A new device, Ellavi UBT became commercially available in the 3rd quarter of 2019 and it is being used to prevent child birth bleeding complications which results in the deaths of mothers. It is based on the glove balloon used in South Africa since 2008. Prof Gerhard Theron also described the Ellavi UBT in the Postpartum Haemorrhage Monograph published in 2010 by the National Committee for Confidential Enquiries into Maternal Deaths. This inventor, from the University of Stellenbosch, is a leading light in obstetrics and gynaecology, with many awards and many articles in peer review journals, to his name.
Watched by a captive audience of representatives of professional midwifery nurses, post-natal nurses, registrars, consultants, fourth year to final year Bachelor of Medicine and Bachelor of Surgery (MBChB) students, Theron meticulously demonstrated how to operate the Ellavi UBT.
Thereafter he gave a select group of consultants, registrars and professional midwives an opportunity to put into practice what they had learned in order to enable them to sharpen their newly acquired clinical skills.

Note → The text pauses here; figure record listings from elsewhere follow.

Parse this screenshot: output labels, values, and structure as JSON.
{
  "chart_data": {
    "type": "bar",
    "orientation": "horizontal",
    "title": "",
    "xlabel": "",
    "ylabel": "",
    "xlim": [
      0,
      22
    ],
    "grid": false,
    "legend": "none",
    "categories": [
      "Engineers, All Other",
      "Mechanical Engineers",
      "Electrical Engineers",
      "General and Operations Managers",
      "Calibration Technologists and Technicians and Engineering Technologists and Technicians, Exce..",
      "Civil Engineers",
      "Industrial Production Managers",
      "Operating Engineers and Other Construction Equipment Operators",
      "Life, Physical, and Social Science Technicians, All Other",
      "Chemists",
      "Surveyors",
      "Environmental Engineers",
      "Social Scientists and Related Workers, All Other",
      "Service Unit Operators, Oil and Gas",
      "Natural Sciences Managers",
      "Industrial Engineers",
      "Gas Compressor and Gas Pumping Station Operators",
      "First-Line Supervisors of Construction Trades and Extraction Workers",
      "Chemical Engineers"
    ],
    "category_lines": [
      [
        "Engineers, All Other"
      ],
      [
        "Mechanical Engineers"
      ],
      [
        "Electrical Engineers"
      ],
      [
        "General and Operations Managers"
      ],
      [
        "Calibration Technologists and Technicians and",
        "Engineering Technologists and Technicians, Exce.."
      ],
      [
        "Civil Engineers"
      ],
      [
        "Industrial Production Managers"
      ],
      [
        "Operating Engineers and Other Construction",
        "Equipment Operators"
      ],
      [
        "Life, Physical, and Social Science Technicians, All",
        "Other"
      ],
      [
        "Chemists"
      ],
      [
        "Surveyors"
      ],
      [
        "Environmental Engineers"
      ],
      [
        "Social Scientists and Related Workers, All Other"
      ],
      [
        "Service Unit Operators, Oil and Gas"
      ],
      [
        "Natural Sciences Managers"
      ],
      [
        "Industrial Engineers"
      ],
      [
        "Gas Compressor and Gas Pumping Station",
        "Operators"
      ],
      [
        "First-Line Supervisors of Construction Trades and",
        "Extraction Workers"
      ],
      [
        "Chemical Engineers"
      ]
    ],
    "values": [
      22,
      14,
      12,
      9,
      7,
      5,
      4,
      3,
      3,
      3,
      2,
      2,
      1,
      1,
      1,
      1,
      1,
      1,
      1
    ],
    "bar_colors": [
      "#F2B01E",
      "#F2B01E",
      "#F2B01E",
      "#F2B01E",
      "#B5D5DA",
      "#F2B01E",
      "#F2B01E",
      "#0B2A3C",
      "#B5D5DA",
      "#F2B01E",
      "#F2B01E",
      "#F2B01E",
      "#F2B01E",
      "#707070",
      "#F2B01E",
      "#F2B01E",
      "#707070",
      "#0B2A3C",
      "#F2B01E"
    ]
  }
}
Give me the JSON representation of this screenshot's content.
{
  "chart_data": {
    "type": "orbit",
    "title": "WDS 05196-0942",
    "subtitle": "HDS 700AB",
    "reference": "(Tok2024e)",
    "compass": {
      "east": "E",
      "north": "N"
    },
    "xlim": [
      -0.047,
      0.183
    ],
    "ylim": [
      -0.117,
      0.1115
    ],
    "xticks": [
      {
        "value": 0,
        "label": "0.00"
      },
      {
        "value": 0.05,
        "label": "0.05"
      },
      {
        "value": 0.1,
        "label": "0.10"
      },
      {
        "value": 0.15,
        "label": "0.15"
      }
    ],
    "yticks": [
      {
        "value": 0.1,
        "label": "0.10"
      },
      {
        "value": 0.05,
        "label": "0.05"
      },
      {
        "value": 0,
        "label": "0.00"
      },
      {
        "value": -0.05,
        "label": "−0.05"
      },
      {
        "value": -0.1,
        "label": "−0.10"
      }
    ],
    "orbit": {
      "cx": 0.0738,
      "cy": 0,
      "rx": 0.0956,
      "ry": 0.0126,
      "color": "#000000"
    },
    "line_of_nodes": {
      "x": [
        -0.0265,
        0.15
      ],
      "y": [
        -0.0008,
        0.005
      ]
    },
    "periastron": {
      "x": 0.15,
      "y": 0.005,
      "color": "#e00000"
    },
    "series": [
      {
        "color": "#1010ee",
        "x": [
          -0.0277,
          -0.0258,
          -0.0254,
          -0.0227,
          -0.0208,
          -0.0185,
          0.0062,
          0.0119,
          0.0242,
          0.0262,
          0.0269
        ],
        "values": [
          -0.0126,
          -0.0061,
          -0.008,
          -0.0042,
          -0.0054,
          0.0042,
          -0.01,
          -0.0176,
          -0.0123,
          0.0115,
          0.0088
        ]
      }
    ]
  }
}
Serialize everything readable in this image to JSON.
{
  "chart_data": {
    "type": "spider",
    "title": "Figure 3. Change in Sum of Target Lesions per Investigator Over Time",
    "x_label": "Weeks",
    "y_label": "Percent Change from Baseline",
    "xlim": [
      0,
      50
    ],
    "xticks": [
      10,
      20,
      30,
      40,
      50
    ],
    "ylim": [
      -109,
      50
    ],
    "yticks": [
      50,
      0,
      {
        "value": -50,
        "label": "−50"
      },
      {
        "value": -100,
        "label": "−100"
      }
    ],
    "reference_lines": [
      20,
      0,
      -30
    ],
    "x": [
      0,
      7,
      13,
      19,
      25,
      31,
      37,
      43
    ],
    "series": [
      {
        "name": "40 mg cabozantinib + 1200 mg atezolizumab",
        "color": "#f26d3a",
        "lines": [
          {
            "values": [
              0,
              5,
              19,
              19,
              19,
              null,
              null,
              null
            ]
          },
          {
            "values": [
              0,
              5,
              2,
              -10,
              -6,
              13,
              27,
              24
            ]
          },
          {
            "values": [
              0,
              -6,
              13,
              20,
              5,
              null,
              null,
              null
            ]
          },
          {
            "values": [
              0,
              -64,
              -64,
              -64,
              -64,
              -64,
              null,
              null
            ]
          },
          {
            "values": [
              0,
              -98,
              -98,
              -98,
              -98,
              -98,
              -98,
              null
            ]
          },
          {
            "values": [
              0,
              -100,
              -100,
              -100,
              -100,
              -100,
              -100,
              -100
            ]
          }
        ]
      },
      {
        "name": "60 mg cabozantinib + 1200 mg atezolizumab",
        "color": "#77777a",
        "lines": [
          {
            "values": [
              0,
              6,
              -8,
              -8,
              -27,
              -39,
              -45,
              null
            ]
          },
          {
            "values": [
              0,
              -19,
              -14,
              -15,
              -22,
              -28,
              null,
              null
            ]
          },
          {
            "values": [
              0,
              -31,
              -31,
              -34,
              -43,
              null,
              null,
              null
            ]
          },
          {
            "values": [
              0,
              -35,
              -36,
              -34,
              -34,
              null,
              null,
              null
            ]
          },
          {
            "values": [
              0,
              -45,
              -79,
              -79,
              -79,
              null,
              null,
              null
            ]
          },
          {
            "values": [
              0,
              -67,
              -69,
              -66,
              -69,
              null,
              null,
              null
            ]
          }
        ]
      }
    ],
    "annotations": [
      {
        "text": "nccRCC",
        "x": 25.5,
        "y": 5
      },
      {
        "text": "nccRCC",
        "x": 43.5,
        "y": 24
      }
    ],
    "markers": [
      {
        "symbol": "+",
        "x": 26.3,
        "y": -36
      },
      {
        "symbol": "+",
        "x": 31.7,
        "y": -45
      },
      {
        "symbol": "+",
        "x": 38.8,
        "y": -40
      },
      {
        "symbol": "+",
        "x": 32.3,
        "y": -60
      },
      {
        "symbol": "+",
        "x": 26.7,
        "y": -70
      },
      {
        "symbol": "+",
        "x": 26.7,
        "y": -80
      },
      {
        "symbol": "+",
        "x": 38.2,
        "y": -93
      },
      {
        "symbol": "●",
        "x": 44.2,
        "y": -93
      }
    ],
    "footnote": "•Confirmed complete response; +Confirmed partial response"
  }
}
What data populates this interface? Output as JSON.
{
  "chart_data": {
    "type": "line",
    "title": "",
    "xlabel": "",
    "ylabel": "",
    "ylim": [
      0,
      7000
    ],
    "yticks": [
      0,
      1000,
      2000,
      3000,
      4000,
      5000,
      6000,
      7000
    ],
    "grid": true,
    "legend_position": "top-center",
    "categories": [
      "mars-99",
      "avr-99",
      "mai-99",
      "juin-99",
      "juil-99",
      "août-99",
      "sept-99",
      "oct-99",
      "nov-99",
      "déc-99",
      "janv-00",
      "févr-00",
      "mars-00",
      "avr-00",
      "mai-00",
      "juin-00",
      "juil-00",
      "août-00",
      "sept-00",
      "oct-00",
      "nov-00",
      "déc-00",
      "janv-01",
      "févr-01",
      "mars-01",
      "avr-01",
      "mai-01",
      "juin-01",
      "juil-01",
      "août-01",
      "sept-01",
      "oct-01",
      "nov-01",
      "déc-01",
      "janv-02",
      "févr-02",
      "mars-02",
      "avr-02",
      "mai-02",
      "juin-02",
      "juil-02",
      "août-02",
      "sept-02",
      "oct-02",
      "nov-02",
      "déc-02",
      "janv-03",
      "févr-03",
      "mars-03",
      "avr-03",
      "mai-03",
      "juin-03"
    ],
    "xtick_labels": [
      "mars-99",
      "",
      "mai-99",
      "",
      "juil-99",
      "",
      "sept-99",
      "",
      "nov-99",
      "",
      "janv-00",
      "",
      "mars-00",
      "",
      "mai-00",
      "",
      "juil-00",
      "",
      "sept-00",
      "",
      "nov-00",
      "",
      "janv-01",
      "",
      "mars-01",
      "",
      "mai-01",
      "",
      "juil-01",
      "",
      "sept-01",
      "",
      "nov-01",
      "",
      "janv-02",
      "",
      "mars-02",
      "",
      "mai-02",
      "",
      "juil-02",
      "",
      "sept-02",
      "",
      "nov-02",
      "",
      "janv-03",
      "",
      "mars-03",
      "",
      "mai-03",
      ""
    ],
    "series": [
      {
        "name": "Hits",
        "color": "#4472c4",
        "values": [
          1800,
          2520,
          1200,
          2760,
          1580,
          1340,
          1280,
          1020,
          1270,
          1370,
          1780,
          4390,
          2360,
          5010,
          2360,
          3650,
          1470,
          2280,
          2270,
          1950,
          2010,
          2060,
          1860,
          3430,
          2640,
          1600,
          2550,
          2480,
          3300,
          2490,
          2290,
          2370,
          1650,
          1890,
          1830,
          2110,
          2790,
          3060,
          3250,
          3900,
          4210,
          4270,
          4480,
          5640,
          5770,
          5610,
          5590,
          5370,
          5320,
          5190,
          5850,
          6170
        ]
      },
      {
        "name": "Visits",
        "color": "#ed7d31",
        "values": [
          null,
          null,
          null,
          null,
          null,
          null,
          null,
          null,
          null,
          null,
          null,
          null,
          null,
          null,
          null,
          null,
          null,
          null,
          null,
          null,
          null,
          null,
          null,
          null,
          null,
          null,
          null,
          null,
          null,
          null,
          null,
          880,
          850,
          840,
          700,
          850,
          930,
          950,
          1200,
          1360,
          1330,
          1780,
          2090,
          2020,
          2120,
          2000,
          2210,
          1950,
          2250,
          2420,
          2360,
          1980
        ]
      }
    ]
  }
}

Impressed with the Ellavi UBT and the ease with which the select group operated the device, Professor Sam Monokoane, the head of the DOG at SMU, expressed his wish to phase it in, at the Dr George Mukhari Academic Hospital, where students fulfil their clinical obligations.
On state tender the SOS Bakri costs R4800 per unit whilst the Ellavi UBT is R150 per unit for public hospitals. It is not on state tender, presently. The Ellavi UBT is affordable for use in resource poor settings.
Already, all hospitals in the three rural regions of the Western Cape Province, and half of the metropolitan areas of Cape Town served by Tygerberg Hospital as a referral hospital, are using Ellavi UBTs since the 1st quarter of 2019. Though no data is available regarding lives saved with Ellavi UBT.
About 90 papers published in peer reviewed scientific journals do report a success rate of 87% of the Ellavi UTB if used for the correct indications. A decline in death rates due to child birth bleeding complications following Caesarean births is to be expected if Ellavi UBT is to be used in all birthing facilities in South Africa.